STATE SENATE PASSES MORE “JOBS” BILLS
Three more bills from the Colorado Senate Democrats’ jobs agenda took a step forward yesterday. Senate Bill 5, the Colorado Business Retention and Expansion Program, Senate Bill 144, the Office of Key Industries, and Senate Bill 139, The Colorado Job Support Act all passed on second reading yesterday. At the beginning of the 2012 legislative session, Senate Democrats introduced the “Colorado Works Jobs Package” to create jobs and strengthen the economy. Although some of the Senate’s job initiatives have died in the House, the majority of the bills are still advancing through the legislature, and several have made their way to the Governor’s desk to become law. They include, but are not limited to the HIRE Colorado Act, the Buy American Act, and the Colorado Business Retention and Expansion Program.

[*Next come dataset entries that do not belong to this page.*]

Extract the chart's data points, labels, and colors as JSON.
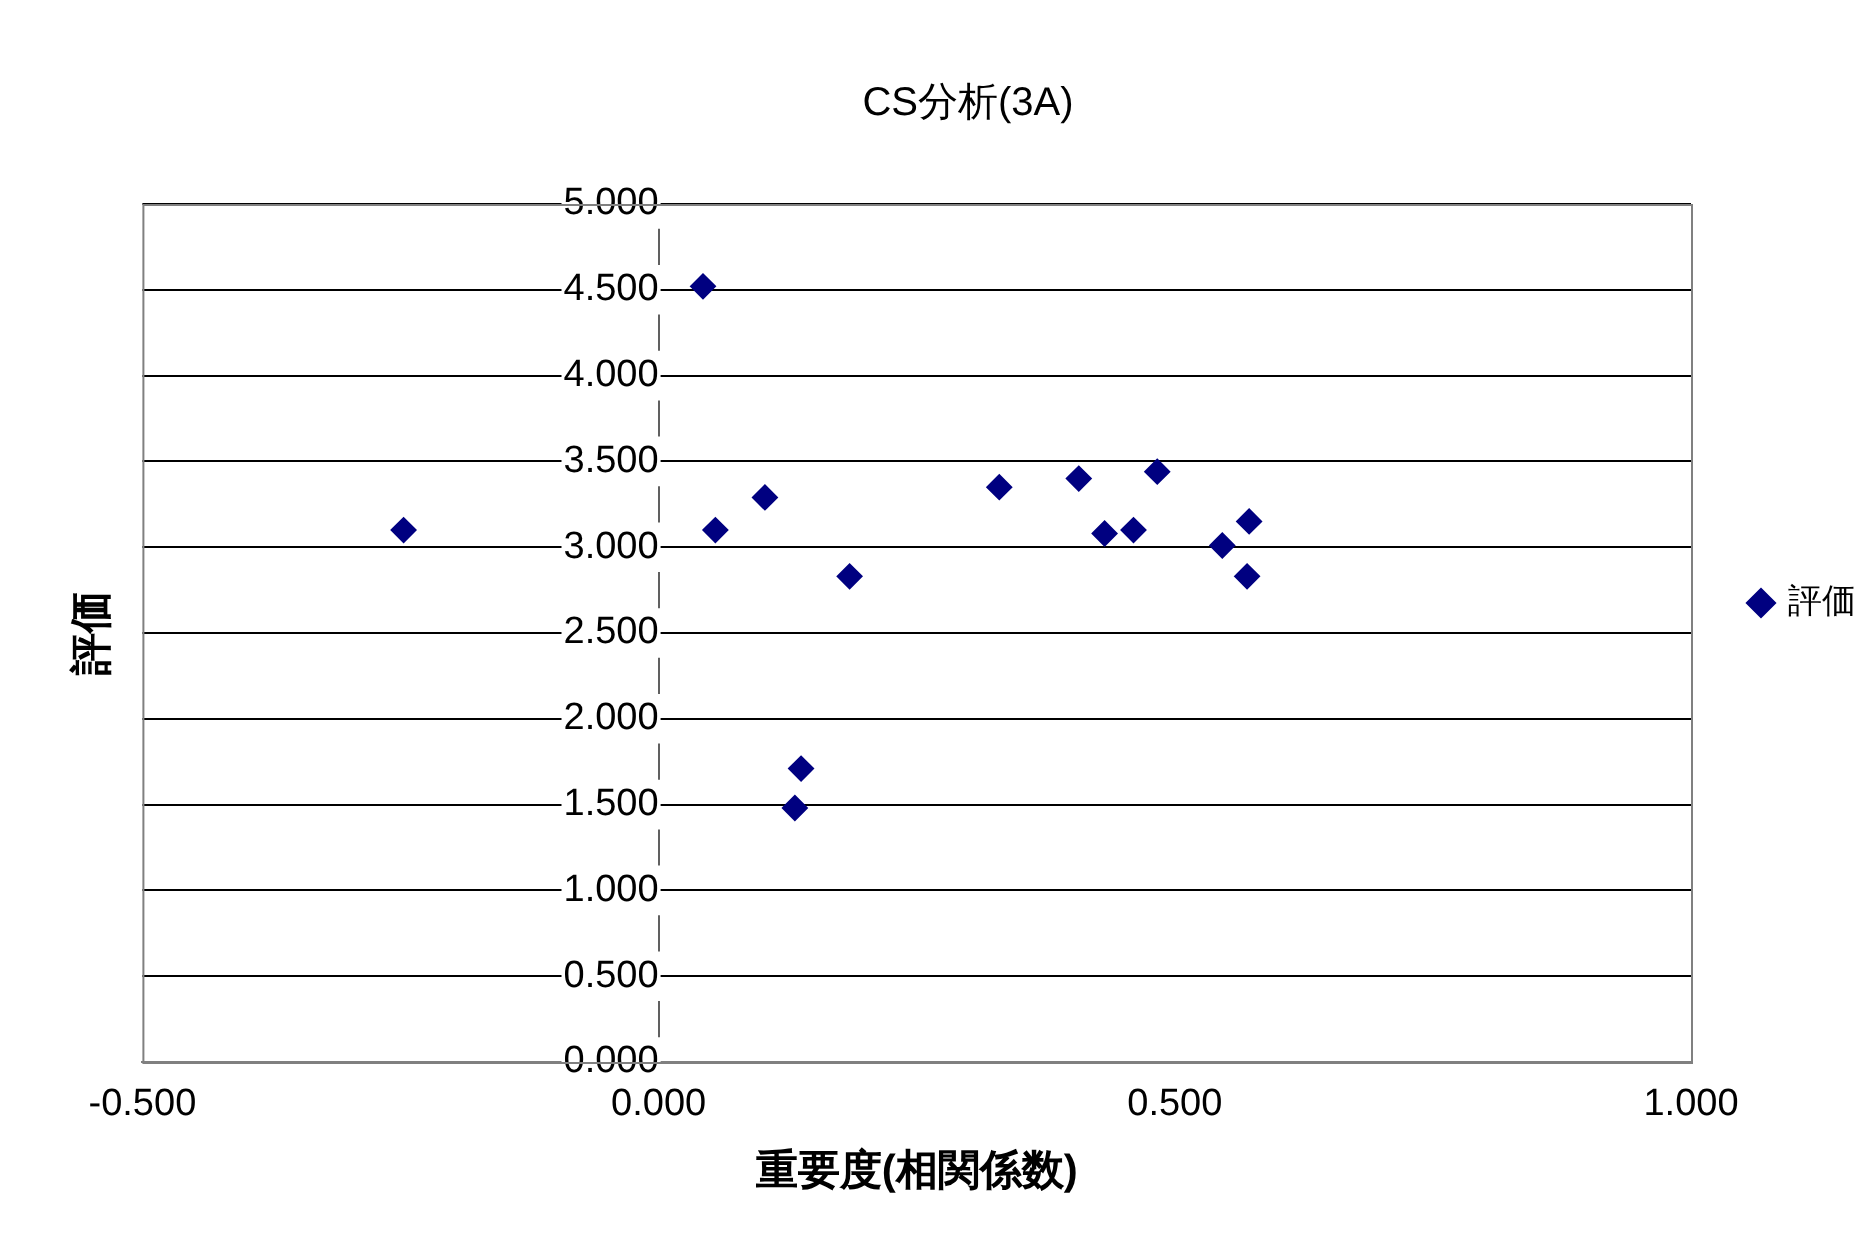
{
  "chart_data": {
    "type": "scatter",
    "title": "CS分析(3A)",
    "xlabel": "重要度(相関係数)",
    "ylabel": "評価",
    "series": [
      {
        "name": "評価",
        "color": "#000080",
        "x": [
          -0.247,
          0.043,
          0.055,
          0.103,
          0.185,
          0.138,
          0.132,
          0.33,
          0.407,
          0.432,
          0.46,
          0.483,
          0.546,
          0.572,
          0.57
        ],
        "values": [
          3.1,
          4.52,
          3.1,
          3.29,
          2.83,
          1.71,
          1.48,
          3.35,
          3.4,
          3.08,
          3.1,
          3.44,
          3.01,
          3.15,
          2.83
        ]
      }
    ],
    "xlim": [
      -0.5,
      1.0
    ],
    "xticks": [
      {
        "value": -0.5,
        "label": "-0.500"
      },
      {
        "value": 0,
        "label": "0.000"
      },
      {
        "value": 0.5,
        "label": "0.500"
      },
      {
        "value": 1,
        "label": "1.000"
      }
    ],
    "ylim": [
      0,
      5
    ],
    "yticks": [
      {
        "value": 0,
        "label": "0.000"
      },
      {
        "value": 0.5,
        "label": "0.500"
      },
      {
        "value": 1,
        "label": "1.000"
      },
      {
        "value": 1.5,
        "label": "1.500"
      },
      {
        "value": 2,
        "label": "2.000"
      },
      {
        "value": 2.5,
        "label": "2.500"
      },
      {
        "value": 3,
        "label": "3.000"
      },
      {
        "value": 3.5,
        "label": "3.500"
      },
      {
        "value": 4,
        "label": "4.000"
      },
      {
        "value": 4.5,
        "label": "4.500"
      },
      {
        "value": 5,
        "label": "5.000"
      }
    ],
    "grid": "y",
    "legend": "right",
    "marker": "diamond"
  }
}
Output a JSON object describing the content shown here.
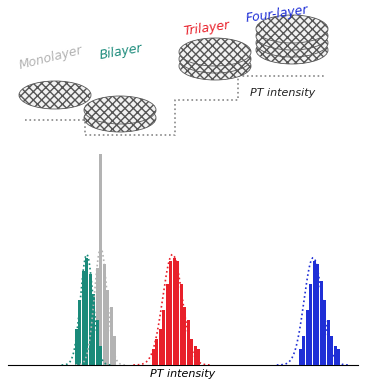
{
  "chart_data": {
    "type": "histogram",
    "x_label": "PT intensity",
    "annotations": [
      "PT intensity"
    ],
    "xlim": [
      0,
      100
    ],
    "ylim": [
      0,
      100
    ],
    "xticks": [],
    "yticks": [],
    "tick_labels": false,
    "grid": false,
    "series": [
      {
        "name": "Monolayer",
        "color": "#b3b3b3",
        "line_style": "dotted",
        "bins": [
          23,
          24,
          25,
          26,
          27,
          28,
          29,
          30,
          31
        ],
        "values": [
          8,
          20,
          30,
          65,
          31,
          23,
          18,
          9
        ],
        "fit": {
          "mean": 26.5,
          "sd": 1.8,
          "peak": 36
        }
      },
      {
        "name": "Bilayer",
        "color": "#1a8a7a",
        "line_style": "dotted",
        "bins": [
          19,
          20,
          21,
          22,
          23,
          24,
          25,
          26,
          27
        ],
        "values": [
          11,
          20,
          29,
          33,
          28,
          22,
          14,
          6
        ],
        "fit": {
          "mean": 22.5,
          "sd": 1.8,
          "peak": 34
        }
      },
      {
        "name": "Trilayer",
        "color": "#e8202a",
        "line_style": "dotted",
        "bins": [
          41,
          42,
          43,
          44,
          45,
          46,
          47,
          48,
          49,
          50,
          51,
          52,
          53,
          54,
          55
        ],
        "values": [
          5,
          8,
          11,
          17,
          25,
          32,
          33,
          32,
          25,
          18,
          14,
          8,
          6,
          5
        ],
        "fit": {
          "mean": 47,
          "sd": 2.8,
          "peak": 34
        }
      },
      {
        "name": "Four-layer",
        "color": "#1f2fd6",
        "line_style": "dotted",
        "bins": [
          83,
          84,
          85,
          86,
          87,
          88,
          89,
          90,
          91,
          92,
          93,
          94,
          95
        ],
        "values": [
          5,
          9,
          17,
          25,
          32,
          31,
          26,
          20,
          14,
          9,
          6,
          5
        ],
        "fit": {
          "mean": 87.2,
          "sd": 2.6,
          "peak": 33
        }
      }
    ]
  }
}
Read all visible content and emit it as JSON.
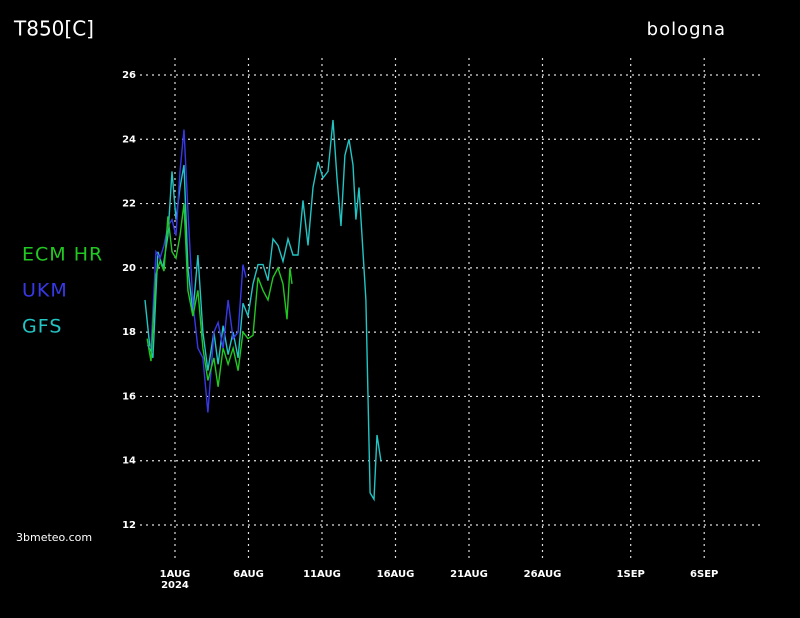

STATE SENATE SET FOR FINAL VOTE ON ECONOMIC DEVELOPMENT PLAN
Yesterday, the Senate gave initial approval to bipartisan legislation to strengthen and grow Colorado’s key industries as part of the state’s larger economic development plan. Senate Bill 144 allows the Colorado Office of Economic Development and International Trade to develop a strategy to support job creation and growth in Colorado’s key industries. The bill builds upon Governor John Hickenlooper’s Colorado Blueprint, a bottom up approach to economic development designed to make Colorado more economically competitive. Some of the state’s key industries include tourism, manufacturing, agriculture, aerospace, electronics, information, energy and natural resources, defense and homeland security, creative industries, bioscience, technology, finance, health and wellness, transportation, and construction. The bill now heads to the Senate floor for a final vote.
CNCC IN CRAIG HOSTS MAXIMUM COMMITMENT TO EXCELLENCE
The Moffat County School District is holding its Maximum Commitment to Excellence event at Colorado Northwestern Community College in Craig Friday. Student academic performance and work-place readiness is a nationwide concern, and this event is meant to address that. The event will emphasize educational opportunities in Moffat County. It will be held from 4 to 8 Friday at CNCC. It will include informational booths, entertainment, and door prizes. Organizers are still accepting donations from businesses for the prizes. The event is open to everyone.
STEAMBOAT FIRE BOARD IS LOOKING FOR A NEW MEMBER
The Steamboat Fire District is looking for a board member. The board has a vacancy and is looking for someone who can at least make their monthly meetings. Applicants must be registered to vote in Colorado or must have been a resident of the district for 30 days. Applicants must also be energetic and is willing to spend that energy improving the Department. If you’re interested, call 846-3746.
In high school sports:
In girls soccer:
Moffat County hosts Delta at 4.
Rangely plays a double header at Meeker. The first game starts at 4.